This changing political climate is a trend that capital owners will resist in vain. Instead they should push for the form of taxation that is best for both them and for capitalism itself. A progressive net wealth tax is an annual levy on taxpayers' net worth — their total assets less their debts — paid at a rising rate above a tax-free amount.
Only a handful of countries have them, but they include some of the world's most successful economies such as Switzerland and Norway. In the US, a wealth tax has been proposed by Elizabeth Warren and Bernie Sanders, the two most leftwing candidates in the last presidential election. So far the Biden administration's willingness to raise taxes reveals no appetite for considering such a tax. Successful capitalists should hope for that to change.

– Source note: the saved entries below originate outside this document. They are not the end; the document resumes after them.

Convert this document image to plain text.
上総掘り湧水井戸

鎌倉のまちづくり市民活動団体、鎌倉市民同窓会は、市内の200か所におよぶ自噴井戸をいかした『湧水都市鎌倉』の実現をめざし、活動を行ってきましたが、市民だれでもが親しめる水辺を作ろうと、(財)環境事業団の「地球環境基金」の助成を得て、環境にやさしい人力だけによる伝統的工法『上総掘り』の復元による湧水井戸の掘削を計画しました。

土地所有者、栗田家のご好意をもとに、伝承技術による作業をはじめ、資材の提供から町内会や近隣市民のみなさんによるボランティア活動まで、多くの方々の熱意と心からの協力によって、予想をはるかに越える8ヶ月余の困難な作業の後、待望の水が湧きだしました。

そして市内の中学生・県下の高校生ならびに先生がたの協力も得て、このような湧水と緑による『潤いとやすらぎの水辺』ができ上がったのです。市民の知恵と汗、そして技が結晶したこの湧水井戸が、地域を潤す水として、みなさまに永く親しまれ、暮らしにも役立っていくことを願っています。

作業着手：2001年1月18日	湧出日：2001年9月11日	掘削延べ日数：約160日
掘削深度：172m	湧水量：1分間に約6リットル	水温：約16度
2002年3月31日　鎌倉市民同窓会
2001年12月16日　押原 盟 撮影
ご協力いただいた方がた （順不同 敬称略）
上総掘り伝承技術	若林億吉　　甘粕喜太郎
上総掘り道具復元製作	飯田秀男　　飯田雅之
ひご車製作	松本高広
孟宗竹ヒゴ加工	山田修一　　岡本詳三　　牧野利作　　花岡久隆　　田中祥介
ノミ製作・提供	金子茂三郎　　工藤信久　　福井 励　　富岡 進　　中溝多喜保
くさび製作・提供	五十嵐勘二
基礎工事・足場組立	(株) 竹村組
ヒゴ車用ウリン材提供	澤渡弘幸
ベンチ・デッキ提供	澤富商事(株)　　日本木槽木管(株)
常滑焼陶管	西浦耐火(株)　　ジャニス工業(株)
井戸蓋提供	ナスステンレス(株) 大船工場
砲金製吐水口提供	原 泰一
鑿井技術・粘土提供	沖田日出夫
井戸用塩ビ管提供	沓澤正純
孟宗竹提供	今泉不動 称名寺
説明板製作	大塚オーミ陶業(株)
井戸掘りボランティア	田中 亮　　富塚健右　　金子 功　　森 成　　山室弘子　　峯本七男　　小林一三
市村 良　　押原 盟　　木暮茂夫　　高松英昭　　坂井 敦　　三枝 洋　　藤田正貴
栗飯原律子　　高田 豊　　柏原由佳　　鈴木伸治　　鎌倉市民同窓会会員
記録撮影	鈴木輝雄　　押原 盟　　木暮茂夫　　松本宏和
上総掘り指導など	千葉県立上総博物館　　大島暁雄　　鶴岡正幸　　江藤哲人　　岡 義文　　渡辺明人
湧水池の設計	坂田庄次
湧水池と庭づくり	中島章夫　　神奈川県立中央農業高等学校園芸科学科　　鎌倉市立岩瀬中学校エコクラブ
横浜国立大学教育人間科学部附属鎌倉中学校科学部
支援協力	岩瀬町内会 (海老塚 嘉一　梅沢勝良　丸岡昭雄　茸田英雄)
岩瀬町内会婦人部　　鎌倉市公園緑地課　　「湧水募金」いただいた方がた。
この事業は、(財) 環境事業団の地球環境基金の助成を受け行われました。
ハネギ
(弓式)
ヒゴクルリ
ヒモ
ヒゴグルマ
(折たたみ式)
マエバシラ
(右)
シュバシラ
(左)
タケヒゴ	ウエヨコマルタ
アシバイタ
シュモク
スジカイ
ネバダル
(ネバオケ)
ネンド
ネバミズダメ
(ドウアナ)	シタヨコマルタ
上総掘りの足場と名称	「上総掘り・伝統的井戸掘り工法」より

All countries already tax wealth holdings. They just rarely tax them on a regular recurrent basis. Instead they impose levies on assets when they are exchanged from one form to another, as with capital gains tax on realisation and stamp duty on transactions, or when they are transferred from one person to another, as with inheritance and gift taxes. In addition, all countries levy recurrent taxes on wealth in the form of real estate.
All of these make capitalism work less well. Taxing wealth only during transactions rewards hoarding rather than the deployment or reallocation of capital to whatever capitalists may think is the most productive use. It also discourages passing on wealth to young generations at the time they can make best use of it.
The incentives created by existing wealth taxes are not just inefficient. Some of them are outright perverse. Inheritance and gift taxes in effect impose a lighter burden on the assets of those who live longer or hoard their wealth more than on those who die sooner or pass it on faster. Property taxes are levied on gross capital wealth, so someone with a 90 per cent mortgage pays the same as someone who owns the same property outright and is ten times richer.
Capital gains tax penalises those who make the best investment choices by taxing only the incremental growth in wealth and making losses deductible. It also ignores that the ability to pay tax depends on one's total holding rather than the amount by which it goes up. Simply put, such a regime redistributes from millionaires who invest well to billionaires who invest badly. A net wealth tax would do the opposite.
A net wealth tax also compares favourably with taxes on income flows from capital — corporate profits, dividend and interest income. They have in common that the greater your profit from investing a given amount of capital, the more you pay in tax. Again, if you invest a billion badly, you may be taxed less than if you invest a million very well.
With a net wealth tax, the tax burden is independent of the return. It follows that the most successful investors would keep more of their return and see their capital accumulate faster. It is the tax version of the New Testament's parable of the talents.
Over time, this would place more of the economy's capital in the hands of those who allocate it well. The model rewards success and strengthens capitalism's potential for creative destruction. A wealth tax that is also progressive would, in the course of time, support the growth of less concentrated wealth — more modest but more frequent well-invested fortunes.
The upshot is that, among all the ways to tax capital, a progressive net wealth tax is the regime friendliest to capitalism as well as the most supportive of a property-owning democracy. And that, surely, is the social model that best suits capitalists in the long run — even those ultra-rich but bad investors whom the wealth tax would hit hardest.